The breaking-in is a very simple affair: while the animal is down the eyes are bandaged, and a powerful Spanish bit placed in the mouth. This accomplished, he is allowed to get up, and the saddle is firmly ‘synched.’ The saddles commonly used in California differ very little from those used in Mexico. The stirrups are cut out from a block of wood, allowing only the point of the toe to be inserted; they are set far back, and oblige the rider to stand rather than sit in the saddle. One girth only is used, styled a ‘synch,’ made of horsehair, and extremly wide; no buckles or stitching is used, but all is fastened with strips of raw hide. Everything being complete, the rider fixes himself firmly in the saddle, and leaning forward jerks off the blind; it is now an open question who is to have the best of it. If the man succeeds in sitting on the mustang until he can spur him into a gallop, his wildness is soon taken out of him, and one or two more lessons complete the breaking.

Joe by this time had made his appearance with the mustangs. Mounting, away we went at a raking gallop! I know no exercise half as exhilarating and exciting as the ‘lope,’ a kind of long canter, the travelling pace of a mustang; there is no jarring or jolting. All one has to do is to sit firmly in the saddle; the horse, obeying the slightest turn of the wrist or check of the rein, swings along for hours at a stretch, without any show of weariness.

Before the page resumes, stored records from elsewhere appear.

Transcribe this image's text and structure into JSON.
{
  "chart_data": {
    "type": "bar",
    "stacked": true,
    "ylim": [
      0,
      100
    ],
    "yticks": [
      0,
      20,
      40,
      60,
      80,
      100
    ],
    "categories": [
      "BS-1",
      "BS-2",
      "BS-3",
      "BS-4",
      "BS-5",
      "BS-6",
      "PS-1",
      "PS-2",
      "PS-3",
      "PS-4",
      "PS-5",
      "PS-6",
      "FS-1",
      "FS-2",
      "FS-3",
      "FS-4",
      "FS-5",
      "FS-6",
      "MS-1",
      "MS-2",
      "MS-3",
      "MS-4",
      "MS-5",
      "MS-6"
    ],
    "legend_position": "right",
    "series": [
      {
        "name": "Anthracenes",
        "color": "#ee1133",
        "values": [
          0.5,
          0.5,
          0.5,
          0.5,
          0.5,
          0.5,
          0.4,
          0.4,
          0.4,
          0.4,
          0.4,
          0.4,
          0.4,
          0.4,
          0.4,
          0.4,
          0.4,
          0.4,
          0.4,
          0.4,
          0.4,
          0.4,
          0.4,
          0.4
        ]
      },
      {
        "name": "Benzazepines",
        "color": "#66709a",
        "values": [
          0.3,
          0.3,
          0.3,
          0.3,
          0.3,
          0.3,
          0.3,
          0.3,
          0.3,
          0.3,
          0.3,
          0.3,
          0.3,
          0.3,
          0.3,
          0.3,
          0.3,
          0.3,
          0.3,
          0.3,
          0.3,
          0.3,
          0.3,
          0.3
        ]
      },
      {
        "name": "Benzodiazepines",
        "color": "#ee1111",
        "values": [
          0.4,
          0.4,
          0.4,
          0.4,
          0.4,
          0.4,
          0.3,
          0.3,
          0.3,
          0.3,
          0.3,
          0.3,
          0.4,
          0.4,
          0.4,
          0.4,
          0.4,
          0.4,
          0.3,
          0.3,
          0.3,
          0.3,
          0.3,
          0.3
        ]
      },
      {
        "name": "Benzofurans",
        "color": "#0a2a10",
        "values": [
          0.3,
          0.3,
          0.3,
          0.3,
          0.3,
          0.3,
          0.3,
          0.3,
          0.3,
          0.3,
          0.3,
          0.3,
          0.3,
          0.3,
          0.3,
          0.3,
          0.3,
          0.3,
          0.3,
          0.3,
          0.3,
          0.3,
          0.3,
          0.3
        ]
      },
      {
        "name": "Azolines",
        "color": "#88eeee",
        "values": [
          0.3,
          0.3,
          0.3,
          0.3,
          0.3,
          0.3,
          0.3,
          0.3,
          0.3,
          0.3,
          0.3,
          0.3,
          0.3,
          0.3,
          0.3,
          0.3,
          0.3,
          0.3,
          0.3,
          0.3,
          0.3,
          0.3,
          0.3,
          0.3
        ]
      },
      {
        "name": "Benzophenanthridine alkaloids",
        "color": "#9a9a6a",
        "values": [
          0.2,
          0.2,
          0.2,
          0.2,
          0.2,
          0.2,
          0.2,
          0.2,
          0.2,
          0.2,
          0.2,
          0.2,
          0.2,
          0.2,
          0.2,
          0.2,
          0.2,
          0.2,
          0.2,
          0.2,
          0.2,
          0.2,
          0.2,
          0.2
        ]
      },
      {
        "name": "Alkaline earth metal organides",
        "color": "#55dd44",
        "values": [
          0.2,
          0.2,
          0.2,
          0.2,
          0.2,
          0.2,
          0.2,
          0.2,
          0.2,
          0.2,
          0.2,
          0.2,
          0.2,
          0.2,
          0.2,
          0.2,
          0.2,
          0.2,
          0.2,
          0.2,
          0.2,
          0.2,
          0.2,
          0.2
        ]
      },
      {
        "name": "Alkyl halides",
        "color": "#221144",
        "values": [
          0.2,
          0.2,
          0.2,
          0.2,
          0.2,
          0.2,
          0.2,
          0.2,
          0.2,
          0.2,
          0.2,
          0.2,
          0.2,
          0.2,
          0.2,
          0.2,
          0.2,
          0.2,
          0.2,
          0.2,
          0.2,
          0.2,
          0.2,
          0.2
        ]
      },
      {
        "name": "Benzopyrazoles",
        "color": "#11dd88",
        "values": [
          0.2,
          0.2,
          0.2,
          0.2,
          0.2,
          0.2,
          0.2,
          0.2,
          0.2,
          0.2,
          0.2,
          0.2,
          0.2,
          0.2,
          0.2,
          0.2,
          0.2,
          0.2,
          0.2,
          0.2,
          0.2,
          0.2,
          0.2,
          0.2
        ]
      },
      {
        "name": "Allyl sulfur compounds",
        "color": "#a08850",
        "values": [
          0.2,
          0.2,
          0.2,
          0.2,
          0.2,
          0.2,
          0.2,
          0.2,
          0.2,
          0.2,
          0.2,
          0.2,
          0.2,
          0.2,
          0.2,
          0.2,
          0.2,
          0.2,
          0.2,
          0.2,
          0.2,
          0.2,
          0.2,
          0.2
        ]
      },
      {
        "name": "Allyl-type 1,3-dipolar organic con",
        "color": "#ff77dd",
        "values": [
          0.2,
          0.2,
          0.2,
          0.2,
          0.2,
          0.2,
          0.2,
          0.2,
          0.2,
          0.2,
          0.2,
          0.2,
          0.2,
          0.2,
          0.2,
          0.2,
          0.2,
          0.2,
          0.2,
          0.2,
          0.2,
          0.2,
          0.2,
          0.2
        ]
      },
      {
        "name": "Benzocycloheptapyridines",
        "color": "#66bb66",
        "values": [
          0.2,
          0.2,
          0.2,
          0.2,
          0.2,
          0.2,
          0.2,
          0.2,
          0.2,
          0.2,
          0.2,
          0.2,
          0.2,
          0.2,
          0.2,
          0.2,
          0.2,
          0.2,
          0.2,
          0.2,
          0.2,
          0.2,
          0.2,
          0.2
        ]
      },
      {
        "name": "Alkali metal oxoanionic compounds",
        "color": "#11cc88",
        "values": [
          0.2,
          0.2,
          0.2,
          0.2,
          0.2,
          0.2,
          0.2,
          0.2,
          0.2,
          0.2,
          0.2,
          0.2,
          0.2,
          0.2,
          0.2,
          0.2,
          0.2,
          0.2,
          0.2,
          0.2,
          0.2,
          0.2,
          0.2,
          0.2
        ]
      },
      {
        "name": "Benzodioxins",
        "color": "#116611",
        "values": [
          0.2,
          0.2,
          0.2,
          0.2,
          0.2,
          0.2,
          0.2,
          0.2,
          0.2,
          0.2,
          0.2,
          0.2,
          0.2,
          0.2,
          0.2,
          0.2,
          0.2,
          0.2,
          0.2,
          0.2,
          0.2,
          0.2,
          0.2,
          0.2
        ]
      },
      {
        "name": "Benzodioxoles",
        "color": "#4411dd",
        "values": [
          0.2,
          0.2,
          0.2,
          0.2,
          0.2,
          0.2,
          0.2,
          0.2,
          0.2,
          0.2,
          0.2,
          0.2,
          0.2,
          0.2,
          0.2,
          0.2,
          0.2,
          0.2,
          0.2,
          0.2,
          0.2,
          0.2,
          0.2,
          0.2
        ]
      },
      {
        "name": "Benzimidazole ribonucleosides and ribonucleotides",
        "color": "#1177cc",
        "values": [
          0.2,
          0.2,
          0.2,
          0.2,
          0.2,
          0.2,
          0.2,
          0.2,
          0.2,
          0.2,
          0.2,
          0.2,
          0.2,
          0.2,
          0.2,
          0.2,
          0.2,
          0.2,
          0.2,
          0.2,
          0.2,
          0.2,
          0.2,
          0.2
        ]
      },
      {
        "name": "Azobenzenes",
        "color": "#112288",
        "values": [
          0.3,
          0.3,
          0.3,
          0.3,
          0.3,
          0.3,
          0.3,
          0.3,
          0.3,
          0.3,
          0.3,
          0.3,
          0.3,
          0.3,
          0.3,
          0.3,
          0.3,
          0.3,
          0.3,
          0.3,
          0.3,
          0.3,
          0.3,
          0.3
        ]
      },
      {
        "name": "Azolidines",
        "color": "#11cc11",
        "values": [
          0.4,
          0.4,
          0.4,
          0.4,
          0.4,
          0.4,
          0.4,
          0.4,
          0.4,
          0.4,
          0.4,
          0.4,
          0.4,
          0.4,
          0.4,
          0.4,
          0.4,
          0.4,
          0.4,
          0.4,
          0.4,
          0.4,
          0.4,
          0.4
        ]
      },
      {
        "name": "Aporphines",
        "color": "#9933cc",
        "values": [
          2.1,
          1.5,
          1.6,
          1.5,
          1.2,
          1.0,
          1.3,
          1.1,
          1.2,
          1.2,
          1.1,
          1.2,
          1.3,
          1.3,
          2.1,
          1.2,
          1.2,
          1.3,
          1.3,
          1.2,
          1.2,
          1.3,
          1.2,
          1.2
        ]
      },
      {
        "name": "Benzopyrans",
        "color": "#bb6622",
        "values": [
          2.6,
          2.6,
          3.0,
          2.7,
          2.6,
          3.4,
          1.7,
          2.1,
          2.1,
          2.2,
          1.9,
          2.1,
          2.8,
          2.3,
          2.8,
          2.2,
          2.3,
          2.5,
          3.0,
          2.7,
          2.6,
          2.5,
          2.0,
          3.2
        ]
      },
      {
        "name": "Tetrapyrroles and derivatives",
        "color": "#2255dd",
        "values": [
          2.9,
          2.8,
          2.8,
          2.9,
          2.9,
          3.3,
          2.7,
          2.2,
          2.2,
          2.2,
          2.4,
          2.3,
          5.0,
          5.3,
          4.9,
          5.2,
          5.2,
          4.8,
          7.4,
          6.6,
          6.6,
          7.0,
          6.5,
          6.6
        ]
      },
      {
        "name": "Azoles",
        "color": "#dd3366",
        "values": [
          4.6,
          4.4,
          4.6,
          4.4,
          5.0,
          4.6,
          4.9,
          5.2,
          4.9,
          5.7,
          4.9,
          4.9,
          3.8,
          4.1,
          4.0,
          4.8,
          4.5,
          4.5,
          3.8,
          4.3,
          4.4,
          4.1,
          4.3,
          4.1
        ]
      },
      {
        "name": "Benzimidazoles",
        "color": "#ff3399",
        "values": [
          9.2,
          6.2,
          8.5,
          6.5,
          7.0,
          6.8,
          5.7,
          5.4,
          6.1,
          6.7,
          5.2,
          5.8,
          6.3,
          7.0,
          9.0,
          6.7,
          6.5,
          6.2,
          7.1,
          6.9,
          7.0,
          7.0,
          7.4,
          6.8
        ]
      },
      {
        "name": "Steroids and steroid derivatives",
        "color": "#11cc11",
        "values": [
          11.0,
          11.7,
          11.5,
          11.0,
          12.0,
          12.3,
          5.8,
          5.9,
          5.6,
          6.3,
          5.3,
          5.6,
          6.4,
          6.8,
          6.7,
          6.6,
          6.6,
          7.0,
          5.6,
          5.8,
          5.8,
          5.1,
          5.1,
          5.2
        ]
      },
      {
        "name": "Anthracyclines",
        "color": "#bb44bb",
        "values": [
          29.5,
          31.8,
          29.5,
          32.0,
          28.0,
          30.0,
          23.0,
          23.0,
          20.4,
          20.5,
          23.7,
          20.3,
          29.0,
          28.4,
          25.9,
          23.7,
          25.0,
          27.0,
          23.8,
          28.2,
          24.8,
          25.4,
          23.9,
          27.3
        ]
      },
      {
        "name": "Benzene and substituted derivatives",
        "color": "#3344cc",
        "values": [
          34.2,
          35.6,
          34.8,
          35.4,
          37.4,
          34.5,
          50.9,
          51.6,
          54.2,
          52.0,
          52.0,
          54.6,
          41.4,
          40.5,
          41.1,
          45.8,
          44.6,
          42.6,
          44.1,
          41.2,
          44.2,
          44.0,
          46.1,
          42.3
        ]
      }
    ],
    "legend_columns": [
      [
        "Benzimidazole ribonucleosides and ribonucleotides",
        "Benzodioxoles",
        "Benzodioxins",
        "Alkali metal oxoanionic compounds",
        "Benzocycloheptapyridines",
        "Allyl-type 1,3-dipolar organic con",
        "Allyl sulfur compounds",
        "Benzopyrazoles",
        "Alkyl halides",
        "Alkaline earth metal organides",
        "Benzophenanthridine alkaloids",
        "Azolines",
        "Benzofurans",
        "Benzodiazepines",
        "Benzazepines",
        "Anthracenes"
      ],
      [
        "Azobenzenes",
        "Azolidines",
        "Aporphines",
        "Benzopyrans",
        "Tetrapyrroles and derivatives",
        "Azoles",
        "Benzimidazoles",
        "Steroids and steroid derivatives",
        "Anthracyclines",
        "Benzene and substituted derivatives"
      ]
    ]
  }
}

Having crossed the Sacramento in a ‘scow,’ a kind of rough ferry-boat, our road lay over broad plains and through scattered belts of timber. The grass was completely burnt up, and the series of gravelly arroyos, in and out of which we continually plunged and scrambled, marked clearly the course of the winter streams.

The air felt hot and sultry, but fragrant with the perfume of the mountain cudweed. Not a cloud was visible in the lurid sky, and the distant mountains, thinly dotted with timber, seemed softened and subdued as seen through the blue haze. We entered a valley leading through a pile of volcanic hills that one could easily have imagined had been once the habitat of civilised man. The wooded glades had all the appearance of lawns and parks planted with exquisite taste; the trees, in nothing resembling the wild growth of the forest, were grouped in every variety of graceful outline.